Confusion regarding open and closed subsets with different parent sets.

Question

Consider $A=\{q \in \mathbb Q:q^2 \geq2\}$ and the metric $d(x,y)=|x-y|$.

Then considered as a subset of the metric space $(\mathbb R,d) A$ is not open since none of the points of $A$ is an interior point of A since every nbd in $\mathbb R$ contains irrational numbers not belonging to $A$. Also $\sqrt2 $ is a limit point of $A$ not contained in $A$ so $A$ is not closed either.

However, when considered as a subset of the metric space $(\mathbb Q,d)$ it is both open and closed. Since now the nbds only contain rationals, we can find one of every point that lies inside $A$. And now since the parent space is $\mathbb Q$, $\sqrt 2$ is no longer considered a limit point and the remaining limit points are all the members of $A$ thus lying inside $A$ and making it closed.

Is this reasoning correct? Am I right in assuming that a subset is open or closed depending on the set it is considered a subset of?

Answer 1

Yes, it matters quite a lot which is the parent space when you consider questions of openness or closedness of sets.
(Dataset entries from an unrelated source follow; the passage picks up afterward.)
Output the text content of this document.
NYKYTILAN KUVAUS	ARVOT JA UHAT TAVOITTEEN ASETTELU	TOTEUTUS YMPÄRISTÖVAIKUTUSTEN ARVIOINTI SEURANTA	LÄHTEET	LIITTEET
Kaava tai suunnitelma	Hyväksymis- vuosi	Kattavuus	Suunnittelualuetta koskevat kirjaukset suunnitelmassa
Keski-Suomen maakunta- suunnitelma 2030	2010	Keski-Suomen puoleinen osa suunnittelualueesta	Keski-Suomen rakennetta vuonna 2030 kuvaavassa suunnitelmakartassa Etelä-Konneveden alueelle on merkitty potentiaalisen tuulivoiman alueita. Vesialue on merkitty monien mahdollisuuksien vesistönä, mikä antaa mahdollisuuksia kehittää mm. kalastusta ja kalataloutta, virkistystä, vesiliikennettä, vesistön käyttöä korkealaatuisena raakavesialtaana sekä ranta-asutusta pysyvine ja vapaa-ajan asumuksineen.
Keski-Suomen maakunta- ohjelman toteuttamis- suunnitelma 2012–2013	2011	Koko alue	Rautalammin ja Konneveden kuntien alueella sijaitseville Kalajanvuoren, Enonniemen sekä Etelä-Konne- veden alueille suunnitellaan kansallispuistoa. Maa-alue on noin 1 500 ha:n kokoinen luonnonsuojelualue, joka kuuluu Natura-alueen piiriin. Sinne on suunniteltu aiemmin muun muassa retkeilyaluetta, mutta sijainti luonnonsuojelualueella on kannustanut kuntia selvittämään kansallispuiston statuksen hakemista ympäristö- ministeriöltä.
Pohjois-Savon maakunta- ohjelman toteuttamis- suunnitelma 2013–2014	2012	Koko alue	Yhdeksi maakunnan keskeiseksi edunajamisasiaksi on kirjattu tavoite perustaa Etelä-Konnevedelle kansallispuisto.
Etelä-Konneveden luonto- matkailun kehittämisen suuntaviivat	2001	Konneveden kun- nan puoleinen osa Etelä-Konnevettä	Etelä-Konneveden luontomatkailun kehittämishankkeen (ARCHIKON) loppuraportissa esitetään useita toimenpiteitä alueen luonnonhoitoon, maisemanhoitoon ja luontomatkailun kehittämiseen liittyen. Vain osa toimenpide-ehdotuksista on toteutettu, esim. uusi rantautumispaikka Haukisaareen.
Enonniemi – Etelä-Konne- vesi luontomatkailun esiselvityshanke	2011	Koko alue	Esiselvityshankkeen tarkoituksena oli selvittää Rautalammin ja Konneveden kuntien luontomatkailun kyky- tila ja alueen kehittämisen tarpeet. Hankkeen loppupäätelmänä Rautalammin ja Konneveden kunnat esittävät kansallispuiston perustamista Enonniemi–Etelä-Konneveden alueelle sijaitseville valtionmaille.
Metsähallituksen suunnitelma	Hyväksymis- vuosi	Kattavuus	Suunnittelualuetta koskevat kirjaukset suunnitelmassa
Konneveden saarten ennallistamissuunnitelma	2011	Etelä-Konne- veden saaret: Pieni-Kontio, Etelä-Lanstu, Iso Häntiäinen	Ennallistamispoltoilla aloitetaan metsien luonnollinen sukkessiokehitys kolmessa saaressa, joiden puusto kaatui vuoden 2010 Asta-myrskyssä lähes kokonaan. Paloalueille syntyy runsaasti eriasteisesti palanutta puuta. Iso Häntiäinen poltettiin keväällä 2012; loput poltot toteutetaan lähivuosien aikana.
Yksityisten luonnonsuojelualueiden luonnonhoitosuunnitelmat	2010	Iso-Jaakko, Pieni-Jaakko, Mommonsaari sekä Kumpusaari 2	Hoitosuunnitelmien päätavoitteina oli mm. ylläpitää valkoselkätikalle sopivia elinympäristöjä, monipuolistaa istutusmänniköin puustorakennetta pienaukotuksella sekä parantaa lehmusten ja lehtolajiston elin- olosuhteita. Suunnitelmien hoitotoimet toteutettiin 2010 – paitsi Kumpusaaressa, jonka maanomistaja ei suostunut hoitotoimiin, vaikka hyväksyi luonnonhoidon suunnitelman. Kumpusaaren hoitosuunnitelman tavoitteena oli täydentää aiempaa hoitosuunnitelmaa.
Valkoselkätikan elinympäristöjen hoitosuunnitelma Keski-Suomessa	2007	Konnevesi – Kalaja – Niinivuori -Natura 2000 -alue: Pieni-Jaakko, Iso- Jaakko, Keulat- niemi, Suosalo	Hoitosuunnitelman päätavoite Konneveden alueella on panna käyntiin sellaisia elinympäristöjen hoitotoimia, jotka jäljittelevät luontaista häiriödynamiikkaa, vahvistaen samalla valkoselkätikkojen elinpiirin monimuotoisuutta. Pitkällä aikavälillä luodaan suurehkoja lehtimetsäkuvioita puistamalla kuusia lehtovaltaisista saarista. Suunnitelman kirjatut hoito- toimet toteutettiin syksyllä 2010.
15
In general, if $A \subseteq Y \subseteq X$ then $A$ is closed in $Y$ (where $Y$ has the subspace topology inherited from $X$) iff $A = C \cap Y$, where $C$ is closed in $X$, so closed sets in the subspace are just intersections of closed sets in the larger space with that subspace. The same holds for open sets. In terms of the metric, this nicely corresponds with restricting the metric on $X$ to points of $Y$, as you do here.

$A$ is closed (open) in $\Bbb Q$ because there it is just a closed (open) set of $\Bbb R$ intersected with $\Bbb Q$:, $$A= \left((-\infty,-\sqrt{2}] \cup [\sqrt{2}, +\infty)\right) \cap \mathbb{Q} = \left((-\infty,-\sqrt{2}) \cup (\sqrt{2}, +\infty)\right) \cap \mathbb{Q}$$

nicely abusing the fact that $\pm \sqrt{2}$ are not in $\Bbb Q$.

Answer 2

Yes. A topology $T$ on a set $X$ is a collection of subsets of $X$ such that

$(i)\;\emptyset \in T$ and $X\in T$

$(ii) \; \cup S=\cup_{u\in S}\,u\in T$ whenever $S\subset T$

$ (iii)\; \cap S=\cap_{u\in S}\,u\in T$ whenever $S$ is a $finite$ subset of $T.$

Members of $T$ are called open sets.

This is a very broad definition. The only sets that are guaranteed to belong to $T$ are $\emptyset$ and $X$.

So whether a subset of $X$ is open or closed (or neither ) depends on which $T$ is chosen. A topological space is a pair $(X,T)$ where $T$ is a topology on $X$. It is extremely common to say "the space $X$" although this is technically incorrect.

If $(X,T)$ is a topological space and $Y\subset X$ then $T'=\{t\cap Y:t\in T\}$ is a topology on $Y$. It is extremely common to say "the subspace $Y$" although this is also technically incorrect. Rigorously we should say "the subspace $(Y,T')$ of the space $(X,T)$." And the members of $T'$ are called the open sets of the subspace $(Y,T')$. Whether a subset of the subspace $Y$ (sic) is open or closed ( or neither ) depends on $T$ and $X$.

When considering more than one topology on a set it is best to state these things rigorously to avoid ambiguity.